C++ reading from file puts three weird characters

2020-02-29 04:26发布

问题:

When i read from a file string by string, >> operation gets first string but it starts with "i" . Assume that first string is "street", than it gets as "istreet".

Other strings are okay. I tried for different txt files. The result is same. First string starts with "i". What is the problem?

Here is my code :

#include <iostream>
#include <fstream>
#include <string>
#include <vector>
using namespace std;

int cube(int x){ return (x*x*x);}

int main(){

int maxChar;
int lineLength=0;
int cost=0;

cout<<"Enter the max char per line... : ";
cin>>maxChar;
cout<<endl<<"Max char per line is : "<<maxChar<<endl;

fstream inFile("bla.txt",ios::in);

if (!inFile) {
    cerr << "Unable to open file datafile.txt";
    exit(1);   // call system to stop
}

while(!inFile.eof()) {
    string word;

    inFile >> word;
    cout<<word<<endl;
    cout<<word.length()<<endl;
    if(word.length()+lineLength<=maxChar){
        lineLength +=(word.length()+1);
    }
    else {
        cost+=cube(maxChar-(lineLength-1));
        lineLength=(word.length()+1);
    }   
}

}

回答1:

You're seeing a UTF-8 Byte Order Mark (BOM). It was added by the application that created the file.

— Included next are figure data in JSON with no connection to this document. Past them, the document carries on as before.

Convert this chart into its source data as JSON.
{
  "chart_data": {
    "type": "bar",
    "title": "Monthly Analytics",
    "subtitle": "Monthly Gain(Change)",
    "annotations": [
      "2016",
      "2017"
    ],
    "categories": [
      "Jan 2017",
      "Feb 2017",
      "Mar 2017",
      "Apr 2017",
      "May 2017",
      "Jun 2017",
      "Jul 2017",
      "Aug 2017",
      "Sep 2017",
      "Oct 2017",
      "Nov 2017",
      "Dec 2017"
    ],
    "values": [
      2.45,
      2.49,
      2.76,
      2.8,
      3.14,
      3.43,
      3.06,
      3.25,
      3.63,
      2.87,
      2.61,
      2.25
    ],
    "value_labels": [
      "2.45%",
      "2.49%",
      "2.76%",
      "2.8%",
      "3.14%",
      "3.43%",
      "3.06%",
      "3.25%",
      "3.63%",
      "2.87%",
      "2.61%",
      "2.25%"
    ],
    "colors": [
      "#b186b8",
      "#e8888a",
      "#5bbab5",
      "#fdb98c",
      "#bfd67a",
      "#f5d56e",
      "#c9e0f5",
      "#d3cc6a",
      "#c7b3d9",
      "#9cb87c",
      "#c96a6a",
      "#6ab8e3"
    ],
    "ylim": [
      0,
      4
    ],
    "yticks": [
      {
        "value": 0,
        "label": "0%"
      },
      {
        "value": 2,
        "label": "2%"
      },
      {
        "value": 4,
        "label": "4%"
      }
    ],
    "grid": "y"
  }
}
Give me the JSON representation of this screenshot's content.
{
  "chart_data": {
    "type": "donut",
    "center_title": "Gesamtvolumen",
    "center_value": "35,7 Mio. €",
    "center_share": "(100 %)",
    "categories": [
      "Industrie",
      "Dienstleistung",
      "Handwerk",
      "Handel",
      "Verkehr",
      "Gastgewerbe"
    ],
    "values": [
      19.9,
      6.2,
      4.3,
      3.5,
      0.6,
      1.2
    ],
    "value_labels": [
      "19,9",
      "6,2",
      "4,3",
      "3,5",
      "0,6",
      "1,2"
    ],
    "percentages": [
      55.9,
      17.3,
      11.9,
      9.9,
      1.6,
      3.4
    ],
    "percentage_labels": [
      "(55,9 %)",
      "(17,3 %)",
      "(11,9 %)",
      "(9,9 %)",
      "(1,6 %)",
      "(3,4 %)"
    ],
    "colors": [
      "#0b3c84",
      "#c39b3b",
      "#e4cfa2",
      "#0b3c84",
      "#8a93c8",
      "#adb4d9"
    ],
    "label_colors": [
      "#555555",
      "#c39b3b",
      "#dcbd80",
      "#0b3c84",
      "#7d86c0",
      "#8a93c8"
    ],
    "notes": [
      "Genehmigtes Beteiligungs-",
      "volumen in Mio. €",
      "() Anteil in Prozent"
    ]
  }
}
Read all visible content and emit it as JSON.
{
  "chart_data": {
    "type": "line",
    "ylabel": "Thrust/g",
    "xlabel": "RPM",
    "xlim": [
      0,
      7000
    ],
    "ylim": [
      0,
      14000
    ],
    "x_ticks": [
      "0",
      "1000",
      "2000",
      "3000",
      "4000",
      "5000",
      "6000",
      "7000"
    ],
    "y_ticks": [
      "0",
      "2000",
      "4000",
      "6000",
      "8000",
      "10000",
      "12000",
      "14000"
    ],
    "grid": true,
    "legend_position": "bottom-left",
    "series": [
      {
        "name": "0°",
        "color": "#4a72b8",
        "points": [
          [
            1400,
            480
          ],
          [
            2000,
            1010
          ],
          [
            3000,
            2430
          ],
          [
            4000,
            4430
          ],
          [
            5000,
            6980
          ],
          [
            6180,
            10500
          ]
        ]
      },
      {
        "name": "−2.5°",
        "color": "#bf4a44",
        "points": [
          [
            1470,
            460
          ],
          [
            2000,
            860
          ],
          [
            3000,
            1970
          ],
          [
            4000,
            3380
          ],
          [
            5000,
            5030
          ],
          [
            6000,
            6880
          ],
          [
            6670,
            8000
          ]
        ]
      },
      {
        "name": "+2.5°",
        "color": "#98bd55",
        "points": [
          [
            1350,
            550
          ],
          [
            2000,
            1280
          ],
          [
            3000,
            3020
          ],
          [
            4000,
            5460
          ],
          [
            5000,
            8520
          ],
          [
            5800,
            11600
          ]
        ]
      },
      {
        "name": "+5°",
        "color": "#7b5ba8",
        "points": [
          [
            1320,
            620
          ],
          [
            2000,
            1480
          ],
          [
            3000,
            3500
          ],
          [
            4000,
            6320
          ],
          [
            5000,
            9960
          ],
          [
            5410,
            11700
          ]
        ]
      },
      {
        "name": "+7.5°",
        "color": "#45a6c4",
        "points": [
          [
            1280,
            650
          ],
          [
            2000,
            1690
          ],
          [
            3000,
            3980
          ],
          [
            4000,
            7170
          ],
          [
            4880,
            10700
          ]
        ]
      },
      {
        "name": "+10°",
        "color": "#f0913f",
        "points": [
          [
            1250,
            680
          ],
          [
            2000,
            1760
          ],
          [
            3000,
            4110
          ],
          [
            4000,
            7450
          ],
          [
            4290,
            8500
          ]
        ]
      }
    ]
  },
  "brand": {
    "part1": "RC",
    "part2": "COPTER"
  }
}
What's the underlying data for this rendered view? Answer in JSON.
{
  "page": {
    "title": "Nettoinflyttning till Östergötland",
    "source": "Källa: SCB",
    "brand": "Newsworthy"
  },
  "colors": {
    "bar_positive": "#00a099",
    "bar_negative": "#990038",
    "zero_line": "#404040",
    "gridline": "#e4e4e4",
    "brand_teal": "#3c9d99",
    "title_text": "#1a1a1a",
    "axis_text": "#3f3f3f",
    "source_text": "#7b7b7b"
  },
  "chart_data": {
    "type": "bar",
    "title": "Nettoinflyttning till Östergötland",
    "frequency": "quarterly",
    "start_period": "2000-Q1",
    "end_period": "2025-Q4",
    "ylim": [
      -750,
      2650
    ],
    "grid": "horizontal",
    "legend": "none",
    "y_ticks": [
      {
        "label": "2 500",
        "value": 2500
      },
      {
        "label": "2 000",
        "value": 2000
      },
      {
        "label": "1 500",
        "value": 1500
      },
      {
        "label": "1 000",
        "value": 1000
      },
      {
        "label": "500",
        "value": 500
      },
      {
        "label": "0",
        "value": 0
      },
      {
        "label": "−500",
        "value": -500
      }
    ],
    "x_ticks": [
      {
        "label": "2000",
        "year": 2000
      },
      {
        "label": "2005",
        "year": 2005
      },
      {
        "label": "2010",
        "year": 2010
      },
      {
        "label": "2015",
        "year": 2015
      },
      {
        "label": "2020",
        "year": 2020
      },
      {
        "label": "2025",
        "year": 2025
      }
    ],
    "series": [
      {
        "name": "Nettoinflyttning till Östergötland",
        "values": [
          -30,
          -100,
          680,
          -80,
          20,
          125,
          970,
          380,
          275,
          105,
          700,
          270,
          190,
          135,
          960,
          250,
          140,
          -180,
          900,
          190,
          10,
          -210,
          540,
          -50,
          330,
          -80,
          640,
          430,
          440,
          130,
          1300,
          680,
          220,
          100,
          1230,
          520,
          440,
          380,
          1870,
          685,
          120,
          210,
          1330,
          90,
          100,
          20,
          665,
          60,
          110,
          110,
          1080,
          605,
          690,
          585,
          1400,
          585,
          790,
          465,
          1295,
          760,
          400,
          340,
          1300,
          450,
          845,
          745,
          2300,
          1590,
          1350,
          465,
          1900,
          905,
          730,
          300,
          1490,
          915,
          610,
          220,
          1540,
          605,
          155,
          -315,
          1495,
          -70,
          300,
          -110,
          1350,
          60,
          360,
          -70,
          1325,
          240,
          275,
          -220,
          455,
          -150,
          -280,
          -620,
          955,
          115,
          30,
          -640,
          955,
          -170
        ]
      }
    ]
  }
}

To detect and ignore the marker you could try this (untested) function:

bool SkipBOM(std::istream & in)
{
    char test[4] = {0};
    in.read(test, 3);
    if (strcmp(test, "\xEF\xBB\xBF") == 0)
        return true;
    in.seekg(0);
    return false;
}


回答2:

With reference to the excellent answer by Mark Ransom above, adding this code skips the BOM (Byte Order Mark) on an existing stream. Call it after opening a file.

// Skips the Byte Order Mark (BOM) that defines UTF-8 in some text files.
void SkipBOM(std::ifstream &in)
{
    char test[3] = {0};
    in.read(test, 3);
    if ((unsigned char)test[0] == 0xEF && 
        (unsigned char)test[1] == 0xBB && 
        (unsigned char)test[2] == 0xBF)
    {
        return;
    }
    in.seekg(0);
}

To use:

ifstream in(path);
SkipBOM(in);
string line;
while (getline(in, line))
{
    // Process lines of input here.
}


回答3:

Here is another two ideas.

  1. if you are the one who create the files, save they length along with them, and when reading them, just cut all the prefix with this simple calculation: trueFileLength - savedFileLength = numOfByesToCut
  2. create your own prefix when saving the files, and when reading search for it and delete all what you found before.